At Anthony’s instruction, I had been seated among the household officers, one or two of whom made plain their resentment of me out of loyalty to their mistress. Chief of these was a red-haired man of roughly my own age, addressed either as Edward or Master Micheldever, and whom I knew from Josiah Litton to be the receiver. And, again drawing on my recollections of what the landlord had told me, I also knew that the young girl beside him must be his recently acquired bride. She was, indeed, extremely pretty with a peach-like skin, eyes of a deep cerulean blue, a rosebud mouth and, when she smiled, a row of tiny, pearly teeth. Altogether too good to be true; and I decided within the first ten minutes of meeting her that, if I were her husband, I wouldn’t trust her out of my sight.

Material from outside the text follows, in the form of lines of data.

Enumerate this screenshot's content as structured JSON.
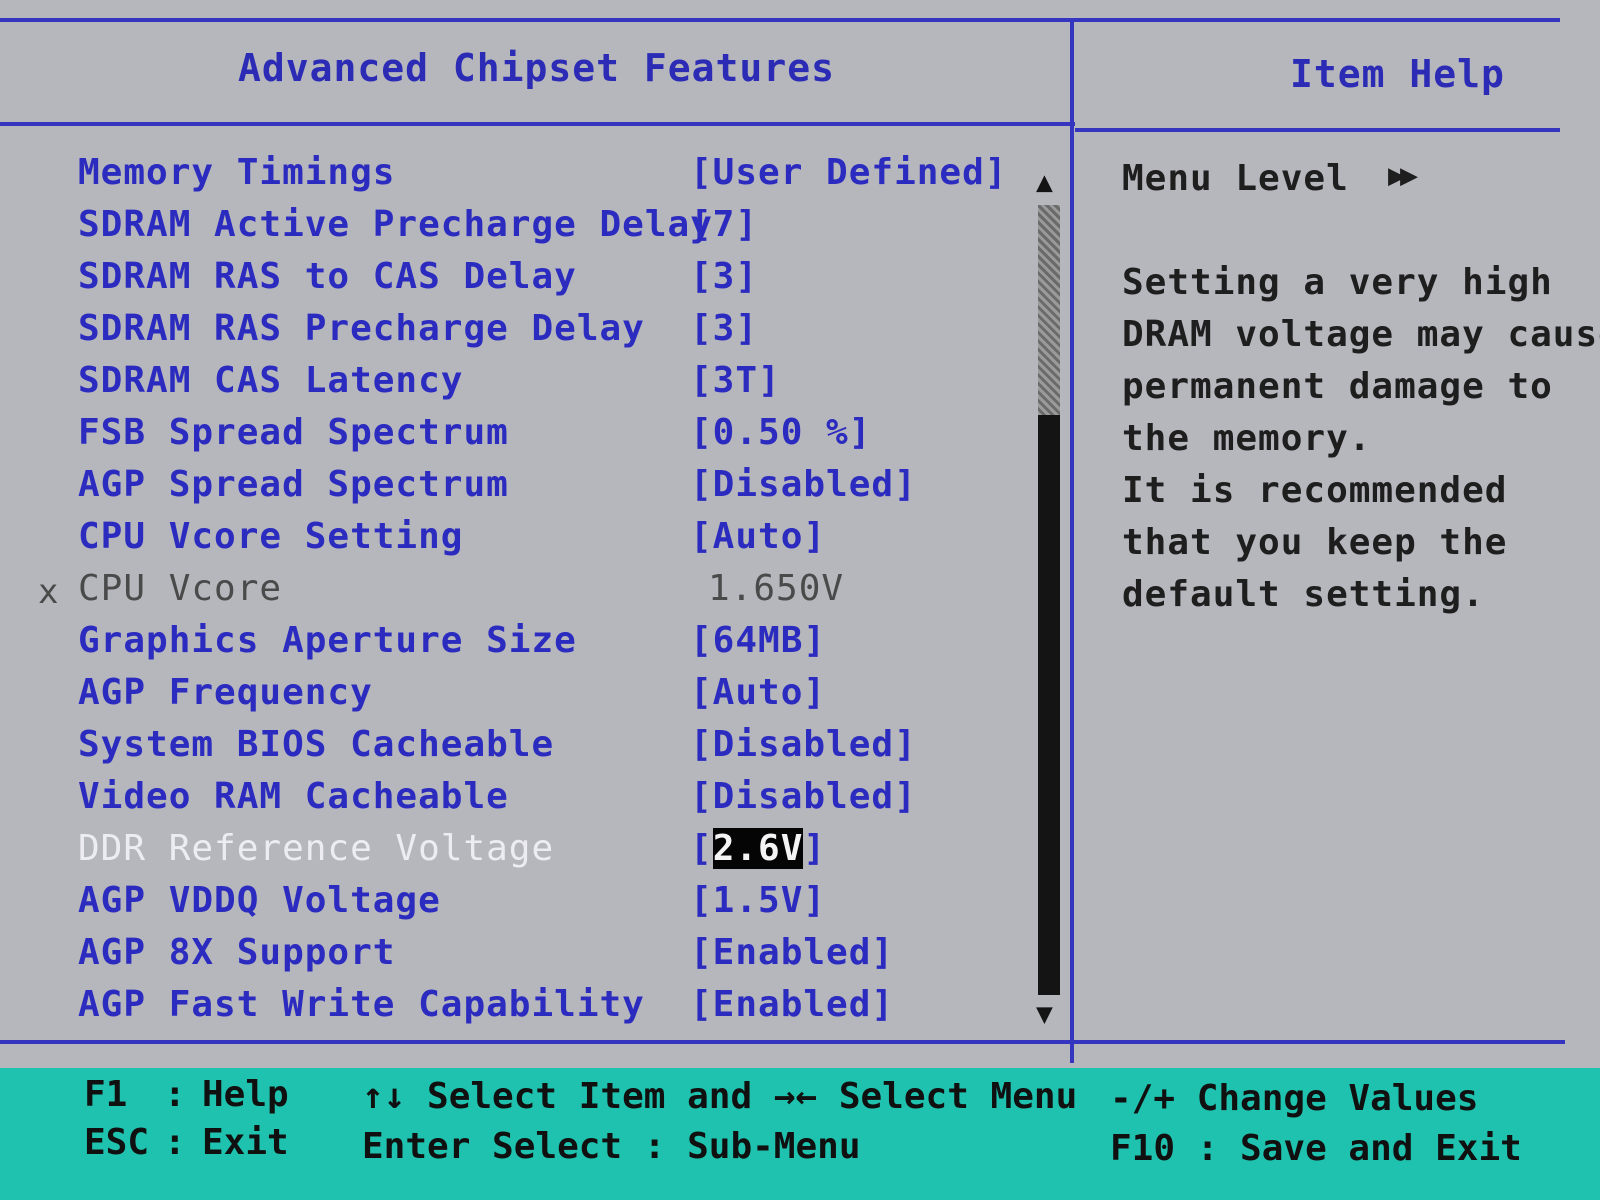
{
  "screen": {
    "title": "Advanced Chipset Features",
    "help_title": "Item Help"
  },
  "settings": [
    {
      "label": "Memory Timings",
      "value": "[User Defined]"
    },
    {
      "label": "SDRAM Active Precharge Delay",
      "value": "[7]"
    },
    {
      "label": "SDRAM RAS to CAS Delay",
      "value": "[3]"
    },
    {
      "label": "SDRAM RAS Precharge Delay",
      "value": "[3]"
    },
    {
      "label": "SDRAM CAS Latency",
      "value": "[3T]"
    },
    {
      "label": "FSB Spread Spectrum",
      "value": "[0.50 %]"
    },
    {
      "label": "AGP Spread Spectrum",
      "value": "[Disabled]"
    },
    {
      "label": "CPU Vcore Setting",
      "value": "[Auto]"
    },
    {
      "label": "CPU Vcore",
      "value": "1.650V",
      "mark": "x"
    },
    {
      "label": "Graphics Aperture Size",
      "value": "[64MB]"
    },
    {
      "label": "AGP Frequency",
      "value": "[Auto]"
    },
    {
      "label": "System BIOS Cacheable",
      "value": "[Disabled]"
    },
    {
      "label": "Video RAM Cacheable",
      "value": "[Disabled]"
    },
    {
      "label": "DDR Reference Voltage",
      "value_open": "[",
      "value_core": "2.6V",
      "value_close": "]"
    },
    {
      "label": "AGP VDDQ Voltage",
      "value": "[1.5V]"
    },
    {
      "label": "AGP 8X Support",
      "value": "[Enabled]"
    },
    {
      "label": "AGP Fast Write Capability",
      "value": "[Enabled]"
    }
  ],
  "scrollbar": {
    "up_arrow": "▲",
    "down_arrow": "▼"
  },
  "help": {
    "menu_level_label": "Menu Level",
    "menu_level_glyph": "▶▶",
    "text_lines": [
      "Setting a very high",
      "DRAM voltage may cause",
      "permanent damage to",
      "the memory.",
      "It is recommended",
      "that you keep the",
      "default setting."
    ]
  },
  "footer": {
    "f1_key": "F1",
    "f1_sep": ":",
    "f1_action": "Help",
    "esc_key": "ESC",
    "esc_sep": ":",
    "esc_action": "Exit",
    "nav_line1": "↑↓ Select Item and →← Select Menu",
    "nav_line2": "Enter Select : Sub-Menu",
    "change_values": "-/+ Change Values",
    "f10": "F10 : Save and Exit"
  },
  "colors": {
    "background": "#b6b6bd",
    "frame": "#3535c0",
    "item_text": "#2b2bc0",
    "disabled_text": "#4a4a4a",
    "selected_text": "#ececf2",
    "footer_bg": "#1fc2ae"
  }
}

For all her apparently modest demeanour and lowered lids, I noticed the way her gaze strayed constantly towards the high table, her moist lips parting invitingly every time she encountered Anthony Bellknapp’s approving stare. There was going to be trouble there, as Josiah Litton had foreseen.

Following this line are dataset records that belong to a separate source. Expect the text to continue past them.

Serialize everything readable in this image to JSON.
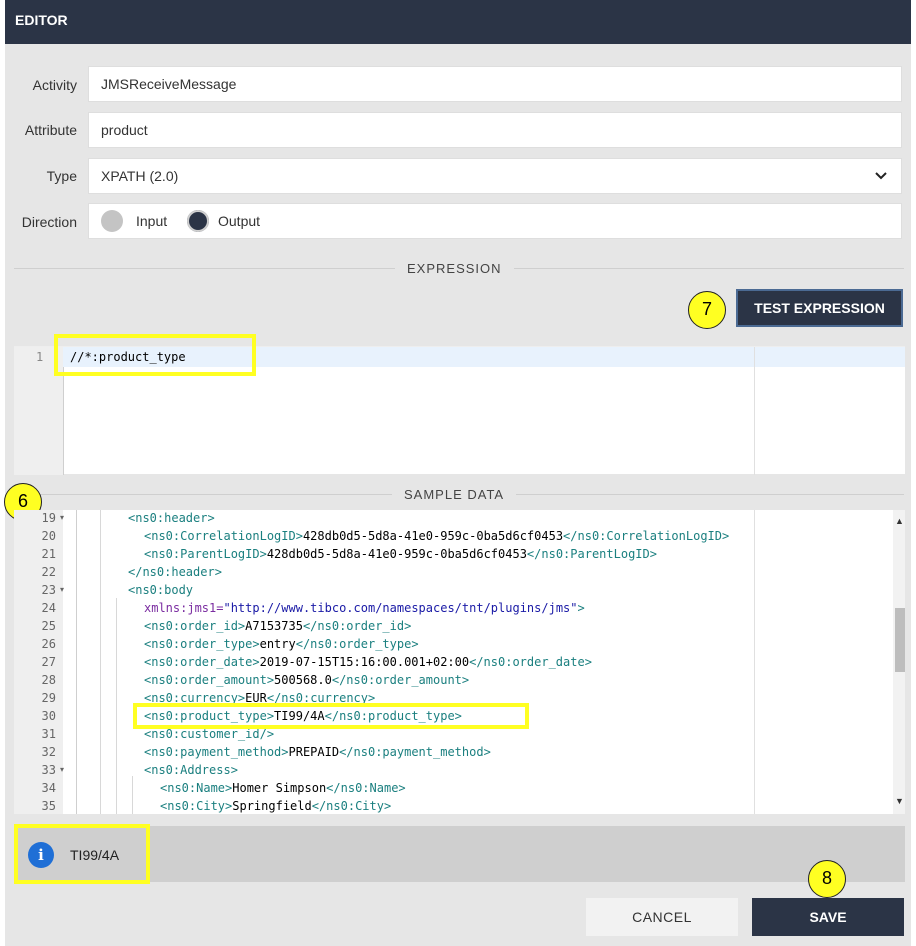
{
  "header": {
    "title": "EDITOR"
  },
  "form": {
    "activity_label": "Activity",
    "activity_value": "JMSReceiveMessage",
    "attribute_label": "Attribute",
    "attribute_value": "product",
    "type_label": "Type",
    "type_value": "XPATH (2.0)",
    "direction_label": "Direction",
    "direction_options": [
      "Input",
      "Output"
    ],
    "direction_selected": "Output"
  },
  "expression": {
    "section_label": "EXPRESSION",
    "test_button_label": "TEST EXPRESSION",
    "line_number": "1",
    "code": "//*:product_type"
  },
  "sample": {
    "section_label": "SAMPLE DATA",
    "lines": [
      {
        "n": "19",
        "fold": true
      },
      {
        "n": "20"
      },
      {
        "n": "21"
      },
      {
        "n": "22"
      },
      {
        "n": "23",
        "fold": true
      },
      {
        "n": "24"
      },
      {
        "n": "25"
      },
      {
        "n": "26"
      },
      {
        "n": "27"
      },
      {
        "n": "28"
      },
      {
        "n": "29"
      },
      {
        "n": "30"
      },
      {
        "n": "31"
      },
      {
        "n": "32"
      },
      {
        "n": "33",
        "fold": true
      },
      {
        "n": "34"
      },
      {
        "n": "35"
      }
    ],
    "text": {
      "l19_open": "<ns0:header>",
      "l20_open": "<ns0:CorrelationLogID>",
      "l20_val": "428db0d5-5d8a-41e0-959c-0ba5d6cf0453",
      "l20_close": "</ns0:CorrelationLogID>",
      "l21_open": "<ns0:ParentLogID>",
      "l21_val": "428db0d5-5d8a-41e0-959c-0ba5d6cf0453",
      "l21_close": "</ns0:ParentLogID>",
      "l22_close": "</ns0:header>",
      "l23_open": "<ns0:body",
      "l24_attr": "xmlns:jms1=",
      "l24_val": "\"http://www.tibco.com/namespaces/tnt/plugins/jms\"",
      "l24_end": ">",
      "l25_open": "<ns0:order_id>",
      "l25_val": "A7153735",
      "l25_close": "</ns0:order_id>",
      "l26_open": "<ns0:order_type>",
      "l26_val": "entry",
      "l26_close": "</ns0:order_type>",
      "l27_open": "<ns0:order_date>",
      "l27_val": "2019-07-15T15:16:00.001+02:00",
      "l27_close": "</ns0:order_date>",
      "l28_open": "<ns0:order_amount>",
      "l28_val": "500568.0",
      "l28_close": "</ns0:order_amount>",
      "l29_open": "<ns0:currency>",
      "l29_val": "EUR",
      "l29_close": "</ns0:currency>",
      "l30_open": "<ns0:product_type>",
      "l30_val": "TI99/4A",
      "l30_close": "</ns0:product_type>",
      "l31_open": "<ns0:customer_id/>",
      "l32_open": "<ns0:payment_method>",
      "l32_val": "PREPAID",
      "l32_close": "</ns0:payment_method>",
      "l33_open": "<ns0:Address>",
      "l34_open": "<ns0:Name>",
      "l34_val": "Homer Simpson",
      "l34_close": "</ns0:Name>",
      "l35_open": "<ns0:City>",
      "l35_val": "Springfield",
      "l35_close": "</ns0:City>"
    }
  },
  "result": {
    "icon": "info-icon",
    "value": "TI99/4A"
  },
  "footer": {
    "cancel_label": "CANCEL",
    "save_label": "SAVE"
  },
  "callouts": {
    "test": "7",
    "sample": "6",
    "save": "8"
  },
  "colors": {
    "primary": "#2b3446",
    "highlight": "#ffff22",
    "info": "#1f6fd6"
  }
}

The man with the thinning grey hair, faded blue eyes and stammering speech sitting opposite me, could only be the chaplain, Henry Rokewood. He, too, kept looking towards the dais with a kind of dreadful fascination, his colourless lips trembling with panic and his stutter growing noticeably worse each time that Anthony glanced in his direction.

To Sir Henry’s left sat a burly fair-haired man, almost as broad as he was tall, bull-necked and generally giving the impression of someone you wouldn’t want to meet in a dark alley on a moonless night. He might easily have been somebody’s bravo, but he wasn’t, and the others addressed him respectfully as Master Chamberlain. I racked my brains to remember what the landlord had told me concerning him, and eventually recollected that he had a sister whose bastard son was thought to be the progeny of Anthony Bellknapp, although the girl had never been persuaded to name him as the father. The chamberlain was called Jonathan Slye.

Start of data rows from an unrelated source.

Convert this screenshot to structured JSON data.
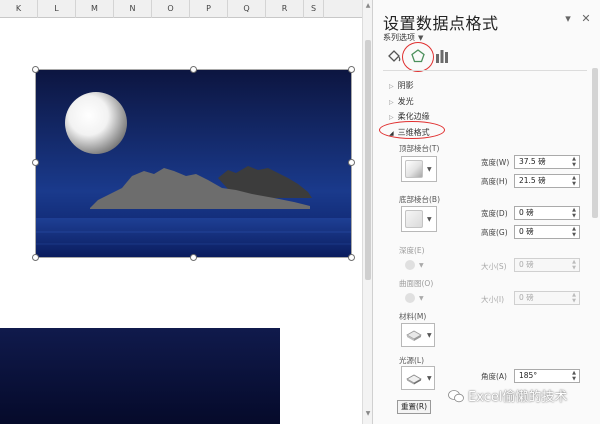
{
  "sheet": {
    "columns": [
      "K",
      "L",
      "M",
      "N",
      "O",
      "P",
      "Q",
      "R",
      "S"
    ]
  },
  "pane": {
    "title": "设置数据点格式",
    "series_options": "系列选项",
    "sections": {
      "shadow": "阴影",
      "glow": "发光",
      "soft_edges": "柔化边缘",
      "three_d": "三维格式"
    },
    "top_bevel": "顶部棱台(T)",
    "bottom_bevel": "底部棱台(B)",
    "depth": "深度(E)",
    "contour": "曲面图(O)",
    "material": "材料(M)",
    "lighting": "光源(L)",
    "width_label": "宽度(W)",
    "height_label": "高度(H)",
    "width_label_b": "宽度(D)",
    "height_label_b": "高度(G)",
    "size_label": "大小(S)",
    "size_label_c": "大小(I)",
    "angle_label": "角度(A)",
    "top_width": "37.5 磅",
    "top_height": "21.5 磅",
    "bottom_width": "0 磅",
    "bottom_height": "0 磅",
    "depth_size": "0 磅",
    "contour_size": "0 磅",
    "angle": "185°",
    "reset": "重置(R)"
  },
  "watermark": "Excel偷懒的技术",
  "colors": {
    "accent_green": "#2e7d32",
    "highlight_red": "#e03030",
    "night_sky_top": "#0c1540",
    "night_sky_bottom": "#1a3a8c"
  },
  "icons": {
    "fill_tab": "paint-bucket-icon",
    "effects_tab": "pentagon-icon",
    "series_tab": "bar-chart-icon",
    "close": "close-icon",
    "dropdown": "chevron-down-icon"
  }
}
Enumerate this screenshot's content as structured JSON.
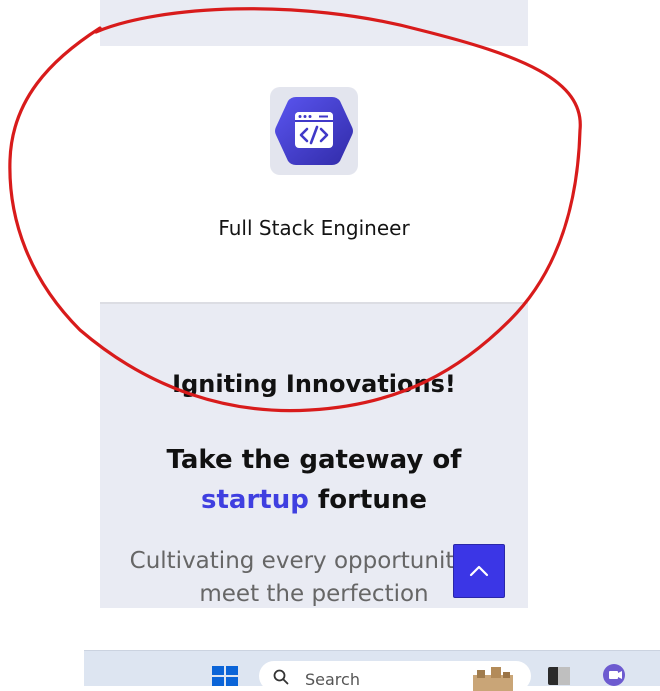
{
  "card": {
    "icon": "code-window-icon",
    "title": "Full Stack Engineer"
  },
  "hero": {
    "tagline": "Igniting Innovations!",
    "headline_pre": "Take the gateway of ",
    "headline_accent": "startup",
    "headline_post": " fortune",
    "description": "Cultivating every opportunity to meet the perfection"
  },
  "scroll_top": {
    "icon": "chevron-up-icon"
  },
  "taskbar": {
    "search_placeholder": "Search",
    "icons": [
      "windows-start-icon",
      "search-icon",
      "app-icon",
      "meet-icon"
    ]
  },
  "colors": {
    "accent": "#3f3fe0",
    "scroll_button": "#3b36e6",
    "annotation": "#d81b1b",
    "panel_bg": "#e9ebf3"
  }
}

That left, among the senior members of the household, Reginald Kilsby, bailiff, a tall, well-built man with an air of self-consequence that was almost tangible. He was handsome and knew it, with plentiful dark hair just beginning to grey at the temples, and a pair of fine hazel eyes which he opened to their widest extent whenever he condescended to make free with the pearls of wisdom he was convinced fell from his lips. The proprietorial way in which he smiled at Dame Audrea, and the looks of venom that he darted at her elder son, gave credence to the landlord’s assertion that the bailiff entertained hopes of marrying his mistress. I recalled the rumour that he was already her lover and wondered if it were true.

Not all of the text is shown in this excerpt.